For some, what happens to the contents of your household ‘food bin’ that many councils collect for recycling waste is perhaps even more mysterious than what happens to the plastic in our recycling bins.
Not every council offers food waste recycling at present, and overall the amount of household food waste actually fell by 9% between 2021 and 2022 (the last years for which data is available).
We waste an extraordinary amount of food in the UK – around 88kg per person per year – with fresh produce the most common discarded, followed by cooked meals, bakery, dairy and eggs, according to sustainability charity WRAP.
Five million tonnes of food waste was collected by local authorities in 2022, with 3.9 million tonnes going into black bins and ending up incinerated or in landfill, and 850,000 tonnes collected for composting or anaerobic digestion.
So what actually happens to your waste after it’s collected? Yahoo News spoke to Dr Adam Read, chief sustainability officer at Suez, a waste management company that covers 30% of UK households.
What happens to your waste after it’s collected?
That all depends on whether your food waste is mixed with garden waste at the point of collection.
If your collection is only food, it will go to an anaerobic digester, which breaks food down into usable gas and fertiliser.
“What will happen is you’ll get a separate vehicle that’s collecting that kind of organic material, because it tends to be a bit wet, it tends to be a bit sloshy,” Dr Read explains.
“You don’t want to put it anywhere near other materials you’re collecting.
Two large anaerobic digesters converting food waste into gas and fertiliser. (Getty)
“We would tend to take those vehicles direct to our anaerobic digester plant – a facility that works like a cow’s stomach, by fermenting the waste to digest it. It’s basically bugs digesting without oxygen at a warm temperature.”
“The tanks look like the silage tanks you see on lots of farms. Organic material will sit in there for a few days at the right temperature with the right oxygen mix, which is usually zero or very low, and the bugs break down the organic material into a soup that will be syphoned off.”
The food is then turned into two useful products – a gas which can be burned to generate electricity or used to power vehicles.
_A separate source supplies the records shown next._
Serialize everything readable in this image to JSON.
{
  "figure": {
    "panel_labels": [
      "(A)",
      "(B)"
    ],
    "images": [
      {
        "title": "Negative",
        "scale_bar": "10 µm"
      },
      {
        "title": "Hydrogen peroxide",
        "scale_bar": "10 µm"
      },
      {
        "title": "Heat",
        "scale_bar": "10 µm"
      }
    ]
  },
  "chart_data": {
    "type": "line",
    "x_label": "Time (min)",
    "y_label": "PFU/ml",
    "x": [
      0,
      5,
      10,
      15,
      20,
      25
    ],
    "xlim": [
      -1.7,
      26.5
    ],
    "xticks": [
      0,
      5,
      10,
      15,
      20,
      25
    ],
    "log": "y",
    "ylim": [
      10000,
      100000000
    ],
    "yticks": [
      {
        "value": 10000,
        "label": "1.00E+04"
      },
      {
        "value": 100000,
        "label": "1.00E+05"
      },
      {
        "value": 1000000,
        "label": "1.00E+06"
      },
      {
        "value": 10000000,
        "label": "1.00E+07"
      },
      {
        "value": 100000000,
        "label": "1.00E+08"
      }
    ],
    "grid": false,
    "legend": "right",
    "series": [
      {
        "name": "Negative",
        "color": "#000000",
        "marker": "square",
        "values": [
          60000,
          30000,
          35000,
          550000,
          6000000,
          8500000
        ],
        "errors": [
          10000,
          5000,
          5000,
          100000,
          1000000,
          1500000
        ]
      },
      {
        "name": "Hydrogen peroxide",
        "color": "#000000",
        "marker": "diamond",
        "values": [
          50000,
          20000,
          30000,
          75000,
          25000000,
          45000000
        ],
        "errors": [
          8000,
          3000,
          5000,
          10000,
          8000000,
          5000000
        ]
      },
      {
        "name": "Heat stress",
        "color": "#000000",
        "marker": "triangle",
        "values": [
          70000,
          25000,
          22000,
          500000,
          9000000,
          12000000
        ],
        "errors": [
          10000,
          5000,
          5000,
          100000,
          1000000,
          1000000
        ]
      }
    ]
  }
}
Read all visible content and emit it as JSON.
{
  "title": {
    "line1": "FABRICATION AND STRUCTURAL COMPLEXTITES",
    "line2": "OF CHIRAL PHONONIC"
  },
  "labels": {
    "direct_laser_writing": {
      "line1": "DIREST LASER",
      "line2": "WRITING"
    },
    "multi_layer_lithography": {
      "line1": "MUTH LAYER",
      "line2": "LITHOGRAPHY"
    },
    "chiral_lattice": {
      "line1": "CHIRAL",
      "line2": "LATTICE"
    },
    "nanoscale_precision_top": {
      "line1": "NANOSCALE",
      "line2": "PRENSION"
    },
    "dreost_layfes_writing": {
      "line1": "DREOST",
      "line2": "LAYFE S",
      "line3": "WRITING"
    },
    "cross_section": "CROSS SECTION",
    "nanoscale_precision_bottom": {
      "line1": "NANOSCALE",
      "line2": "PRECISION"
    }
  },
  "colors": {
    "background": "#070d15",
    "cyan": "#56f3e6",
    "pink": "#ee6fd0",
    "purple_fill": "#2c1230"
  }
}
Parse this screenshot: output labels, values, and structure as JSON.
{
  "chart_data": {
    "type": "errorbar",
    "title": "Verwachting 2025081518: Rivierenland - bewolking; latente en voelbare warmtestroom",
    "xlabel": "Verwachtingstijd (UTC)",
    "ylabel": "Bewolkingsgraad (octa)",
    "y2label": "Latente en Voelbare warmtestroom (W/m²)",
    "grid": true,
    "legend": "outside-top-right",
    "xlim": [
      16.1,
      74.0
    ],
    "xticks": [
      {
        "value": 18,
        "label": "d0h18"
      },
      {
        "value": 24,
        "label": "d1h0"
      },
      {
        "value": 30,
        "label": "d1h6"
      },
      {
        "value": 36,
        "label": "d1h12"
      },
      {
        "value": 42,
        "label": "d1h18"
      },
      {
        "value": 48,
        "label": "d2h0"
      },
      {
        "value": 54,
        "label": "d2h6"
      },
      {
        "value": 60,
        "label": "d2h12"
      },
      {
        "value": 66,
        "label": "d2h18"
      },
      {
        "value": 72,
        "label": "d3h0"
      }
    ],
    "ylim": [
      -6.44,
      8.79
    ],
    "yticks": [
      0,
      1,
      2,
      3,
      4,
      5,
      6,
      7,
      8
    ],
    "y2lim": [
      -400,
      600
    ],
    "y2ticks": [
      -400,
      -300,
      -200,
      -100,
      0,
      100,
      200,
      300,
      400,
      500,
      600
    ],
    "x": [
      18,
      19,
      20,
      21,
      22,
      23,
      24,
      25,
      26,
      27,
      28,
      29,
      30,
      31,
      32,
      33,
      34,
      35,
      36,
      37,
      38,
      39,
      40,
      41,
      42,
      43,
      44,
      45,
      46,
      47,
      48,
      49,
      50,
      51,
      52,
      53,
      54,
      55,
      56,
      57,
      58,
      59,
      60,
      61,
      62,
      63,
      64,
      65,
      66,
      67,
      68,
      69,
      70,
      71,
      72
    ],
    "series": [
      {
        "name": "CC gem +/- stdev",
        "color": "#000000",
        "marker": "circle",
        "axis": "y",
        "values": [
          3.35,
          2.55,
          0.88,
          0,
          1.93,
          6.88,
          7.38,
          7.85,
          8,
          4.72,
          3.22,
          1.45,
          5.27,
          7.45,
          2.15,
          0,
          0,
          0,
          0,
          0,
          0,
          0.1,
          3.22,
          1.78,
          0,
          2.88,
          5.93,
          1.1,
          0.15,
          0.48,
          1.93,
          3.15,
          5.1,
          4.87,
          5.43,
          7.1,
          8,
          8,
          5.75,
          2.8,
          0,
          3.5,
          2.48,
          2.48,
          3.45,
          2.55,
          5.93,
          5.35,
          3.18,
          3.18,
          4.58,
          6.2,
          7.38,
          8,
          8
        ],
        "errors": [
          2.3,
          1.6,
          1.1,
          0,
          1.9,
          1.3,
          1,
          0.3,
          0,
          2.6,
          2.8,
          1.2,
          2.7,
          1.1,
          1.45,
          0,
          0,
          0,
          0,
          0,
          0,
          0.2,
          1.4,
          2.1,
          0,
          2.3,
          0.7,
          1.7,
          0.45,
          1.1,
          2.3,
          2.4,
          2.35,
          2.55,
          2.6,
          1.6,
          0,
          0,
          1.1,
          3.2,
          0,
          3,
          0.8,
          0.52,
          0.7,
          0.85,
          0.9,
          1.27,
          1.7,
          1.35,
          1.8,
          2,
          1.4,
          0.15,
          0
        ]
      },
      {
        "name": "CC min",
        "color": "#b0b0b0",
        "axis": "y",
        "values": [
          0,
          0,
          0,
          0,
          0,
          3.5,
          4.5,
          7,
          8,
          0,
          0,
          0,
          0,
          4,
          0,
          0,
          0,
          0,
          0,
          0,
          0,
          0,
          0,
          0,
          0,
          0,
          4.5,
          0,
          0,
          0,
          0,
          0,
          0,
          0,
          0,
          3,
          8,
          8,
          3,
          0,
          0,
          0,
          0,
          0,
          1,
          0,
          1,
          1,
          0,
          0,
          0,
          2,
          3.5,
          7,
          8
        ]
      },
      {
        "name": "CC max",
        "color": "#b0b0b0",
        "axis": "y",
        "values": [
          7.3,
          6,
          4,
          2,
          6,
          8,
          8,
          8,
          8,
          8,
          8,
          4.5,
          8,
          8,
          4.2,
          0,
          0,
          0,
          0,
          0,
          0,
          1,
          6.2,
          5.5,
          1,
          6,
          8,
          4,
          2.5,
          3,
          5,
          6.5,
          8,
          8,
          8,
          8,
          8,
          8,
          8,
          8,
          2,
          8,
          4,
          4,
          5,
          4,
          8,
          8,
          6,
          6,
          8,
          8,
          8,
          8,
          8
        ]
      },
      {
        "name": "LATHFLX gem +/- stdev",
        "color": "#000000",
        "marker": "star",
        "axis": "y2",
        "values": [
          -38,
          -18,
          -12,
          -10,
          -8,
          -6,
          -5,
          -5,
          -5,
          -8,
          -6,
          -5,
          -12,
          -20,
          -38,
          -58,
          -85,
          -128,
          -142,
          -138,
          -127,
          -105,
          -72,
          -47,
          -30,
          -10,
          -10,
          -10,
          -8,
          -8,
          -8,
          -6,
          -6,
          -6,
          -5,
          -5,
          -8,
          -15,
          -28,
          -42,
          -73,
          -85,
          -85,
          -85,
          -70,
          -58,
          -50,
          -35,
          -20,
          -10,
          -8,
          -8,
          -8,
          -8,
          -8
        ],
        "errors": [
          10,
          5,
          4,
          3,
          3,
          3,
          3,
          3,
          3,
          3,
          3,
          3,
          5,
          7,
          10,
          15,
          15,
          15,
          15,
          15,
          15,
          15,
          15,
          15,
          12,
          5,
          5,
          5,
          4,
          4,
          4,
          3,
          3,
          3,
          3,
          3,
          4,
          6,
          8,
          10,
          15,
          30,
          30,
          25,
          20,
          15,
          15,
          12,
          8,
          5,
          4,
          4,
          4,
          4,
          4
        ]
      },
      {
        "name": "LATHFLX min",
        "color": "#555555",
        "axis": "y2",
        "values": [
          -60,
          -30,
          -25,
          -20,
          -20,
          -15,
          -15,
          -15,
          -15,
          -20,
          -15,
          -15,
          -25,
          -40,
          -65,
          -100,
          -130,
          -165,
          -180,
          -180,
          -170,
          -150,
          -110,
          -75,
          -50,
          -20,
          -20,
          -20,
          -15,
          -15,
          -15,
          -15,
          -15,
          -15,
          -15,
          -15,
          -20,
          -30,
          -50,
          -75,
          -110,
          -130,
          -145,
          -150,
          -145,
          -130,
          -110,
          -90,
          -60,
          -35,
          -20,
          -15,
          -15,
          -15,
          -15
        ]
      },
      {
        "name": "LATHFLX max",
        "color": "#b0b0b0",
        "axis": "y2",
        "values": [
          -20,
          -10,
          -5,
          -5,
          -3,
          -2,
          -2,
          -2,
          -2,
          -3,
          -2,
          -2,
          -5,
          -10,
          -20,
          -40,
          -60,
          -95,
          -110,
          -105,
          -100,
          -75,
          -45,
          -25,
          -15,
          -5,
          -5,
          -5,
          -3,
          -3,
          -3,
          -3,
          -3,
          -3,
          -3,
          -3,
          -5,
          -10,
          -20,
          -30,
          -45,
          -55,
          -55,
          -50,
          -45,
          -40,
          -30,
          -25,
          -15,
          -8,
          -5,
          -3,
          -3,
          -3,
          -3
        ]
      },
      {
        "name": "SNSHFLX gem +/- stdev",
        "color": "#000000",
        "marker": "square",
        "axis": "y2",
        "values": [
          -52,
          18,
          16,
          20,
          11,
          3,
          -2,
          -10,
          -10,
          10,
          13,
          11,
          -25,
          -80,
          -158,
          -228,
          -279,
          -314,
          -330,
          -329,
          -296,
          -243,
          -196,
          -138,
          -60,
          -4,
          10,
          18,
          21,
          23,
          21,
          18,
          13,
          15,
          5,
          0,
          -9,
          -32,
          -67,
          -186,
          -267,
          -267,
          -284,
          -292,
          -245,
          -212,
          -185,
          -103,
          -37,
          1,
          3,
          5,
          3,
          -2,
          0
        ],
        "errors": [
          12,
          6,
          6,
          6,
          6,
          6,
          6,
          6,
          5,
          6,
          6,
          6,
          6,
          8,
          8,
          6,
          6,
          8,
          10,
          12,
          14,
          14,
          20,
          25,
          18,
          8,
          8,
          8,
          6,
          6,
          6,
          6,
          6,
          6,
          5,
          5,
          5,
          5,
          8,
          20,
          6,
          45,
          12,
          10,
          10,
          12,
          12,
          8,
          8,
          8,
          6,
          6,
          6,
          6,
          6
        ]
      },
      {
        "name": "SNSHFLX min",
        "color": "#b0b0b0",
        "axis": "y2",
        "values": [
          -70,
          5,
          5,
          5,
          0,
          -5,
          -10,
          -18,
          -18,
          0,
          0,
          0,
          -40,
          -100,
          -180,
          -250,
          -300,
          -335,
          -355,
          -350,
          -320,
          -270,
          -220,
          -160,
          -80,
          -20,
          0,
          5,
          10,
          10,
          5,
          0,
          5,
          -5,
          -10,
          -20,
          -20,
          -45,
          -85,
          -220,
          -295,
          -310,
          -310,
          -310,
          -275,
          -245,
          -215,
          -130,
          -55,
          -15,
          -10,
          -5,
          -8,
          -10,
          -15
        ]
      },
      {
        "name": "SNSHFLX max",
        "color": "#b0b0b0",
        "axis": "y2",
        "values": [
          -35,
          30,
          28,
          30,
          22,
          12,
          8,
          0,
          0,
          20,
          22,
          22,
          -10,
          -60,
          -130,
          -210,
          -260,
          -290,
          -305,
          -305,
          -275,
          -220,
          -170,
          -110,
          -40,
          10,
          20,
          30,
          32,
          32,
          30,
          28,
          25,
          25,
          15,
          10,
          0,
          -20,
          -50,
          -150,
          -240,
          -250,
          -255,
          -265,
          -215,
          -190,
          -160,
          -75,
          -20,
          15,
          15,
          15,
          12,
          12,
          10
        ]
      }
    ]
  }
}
And a fertiliser product that can be spread on fields.
“It’s a nice circular kind of system of organic material becoming organic material.”
In areas where food waste and garden waste are collected together, the material tends to be composted, Dr Read explains.
In-vessel composting sees the material shredded, added to water and then composted at 60C in vessels, before being formed into triangular heaps known as ‘windrows’.
They are turned every week for six to 10 weeks before becoming compost.
What is changing about food waste in the UK next year?
From the end of March next year, every household in every council area will have a food waste bin, which will be collected weekly.
At present around half of council areas have ‘limited’ food waste service provision and about a third have none at all, says Read. “They don’t have to. It’s not illegal. So they would have their food waste in their residual bin, and their residual bin would probably go into an incinerator, therefore not contributing to methane at the landfill site.
“But as of April next year, every household has to have a segregated collection of food waste because of the global warming capacity of that material as it degrades.”
All households will also receive the same waste collection services, rather than it varying by council.
The government hopes that the simplified guidelines will help households to understand what can and cannot be recycled.
Local authorities will still be able to decide whether (for example) plastic, metal and glass are collected separately or together.
Households must comply by 31 March 2026, while micro-businesses with fewer than 10 employees have until 31 March 2027.